If we did either of the above we’d probably only want to include publisher information, not developer? Something to think about.
if we’re diverging the two version of the specification we should acknowledge and discuss it
We already have some data that is returned by GET/ that, as far as I know, isn’t included in the tabular version.
I think this is still important to consider though.
I think clarity could be improved by providing some definitions.
First a definition of terms:
- What do we mean by “publisher”?
- What do we mean by “developer”?
- What do we mean by “provenance”?
Second, where exactly in the JSON schema will these fields be located? Are they sent once at the top-level for each API? Or are they sent with each record?
I acknowledge that I’m more accustomed to thinking from a specification standpoint as opposed to an API standpoint, so that may be where I got lost.
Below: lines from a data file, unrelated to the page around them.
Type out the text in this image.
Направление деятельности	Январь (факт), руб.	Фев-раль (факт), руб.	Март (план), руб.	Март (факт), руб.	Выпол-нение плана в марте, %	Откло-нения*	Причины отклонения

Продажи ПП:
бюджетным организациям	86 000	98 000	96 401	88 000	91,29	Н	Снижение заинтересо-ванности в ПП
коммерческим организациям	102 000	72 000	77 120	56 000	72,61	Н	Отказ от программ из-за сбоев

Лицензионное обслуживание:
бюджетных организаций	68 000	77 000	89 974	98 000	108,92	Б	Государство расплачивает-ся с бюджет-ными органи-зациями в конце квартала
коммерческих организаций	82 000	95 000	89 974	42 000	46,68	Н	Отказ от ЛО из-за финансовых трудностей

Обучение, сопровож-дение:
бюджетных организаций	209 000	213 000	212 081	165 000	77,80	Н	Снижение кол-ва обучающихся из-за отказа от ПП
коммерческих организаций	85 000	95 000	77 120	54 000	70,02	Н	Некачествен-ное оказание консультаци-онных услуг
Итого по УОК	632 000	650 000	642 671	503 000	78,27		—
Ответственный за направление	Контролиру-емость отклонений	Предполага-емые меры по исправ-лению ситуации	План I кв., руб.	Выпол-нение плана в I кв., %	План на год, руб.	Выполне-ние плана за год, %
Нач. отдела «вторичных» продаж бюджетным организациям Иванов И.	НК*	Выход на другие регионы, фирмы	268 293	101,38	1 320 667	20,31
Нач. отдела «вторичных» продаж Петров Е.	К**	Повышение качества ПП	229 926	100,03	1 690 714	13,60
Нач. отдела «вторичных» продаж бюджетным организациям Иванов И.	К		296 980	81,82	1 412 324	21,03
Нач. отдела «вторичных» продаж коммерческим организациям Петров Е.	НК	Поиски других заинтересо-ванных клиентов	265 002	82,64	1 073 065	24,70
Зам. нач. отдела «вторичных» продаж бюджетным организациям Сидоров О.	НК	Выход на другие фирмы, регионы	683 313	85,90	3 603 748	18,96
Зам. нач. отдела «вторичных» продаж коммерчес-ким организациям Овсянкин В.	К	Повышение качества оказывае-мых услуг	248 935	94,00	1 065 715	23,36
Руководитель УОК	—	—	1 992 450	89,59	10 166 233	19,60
Thanks @skyleryoung here’s the definitions - I can incorporate these into the proposal doc if needed.
term | definition |
---|---|
publisher | the organisation responsible for publishing the entire data set/API. This could be an organisation who are publishing data about their own services or it could be an organisation combining data from various sources |
developer | the organisation developing the API. This could be the same as the publisher if they have in house capacity to do this. Or it could be an organisation that has been contracted by the publisher. |
provenance | in this case refers to the overall responsibility for a whole data set, rather than the original source of each record which could vary across records. We aren’t provididing information about how the data has potentially been collected/transformed to get to the current state. |
As @MikeThacker has found an alternative way to feed this info into the UK dashboard I would be interested to hear thoughts about whether the developer information is still useful to include.
It could be (e.g. if someone noticed common issues across APIs made by a particular developer) but perhaps the publisher info is the most important thing.
Where exactly in the JSON schema will these fields be located? Are they sent once at the top-level for each API? Or are they sent with each record?
They would be sent once at the top level GET/ alongside the fields version
, profile
and openapi_url
I don’t love the term developer
here but i don’t have a suggested alternative yet.
I mostly just want to chime in to suggest steward
as the designated holder of responsibility for a given record or set of records.
I mostly just want to chime in to suggest
steward
as the designated holder of responsibility for a given record or set of records.
would this be in regards to Publisher/source metadata at a record level or as alternative to publisher
here?
Yeah i mean these should be subject to further consideration, but i think there’s publisher of the aggregated dataset, steward of individual records, and then there should be a term for a representative of the organization that the record is about (maybe that’s source
tho in other contexts i use registrant
or representative
)
Thanks @bloom I’m going to copy your comments over to the metadata at a record level thread talking about future developments where we can discuss more.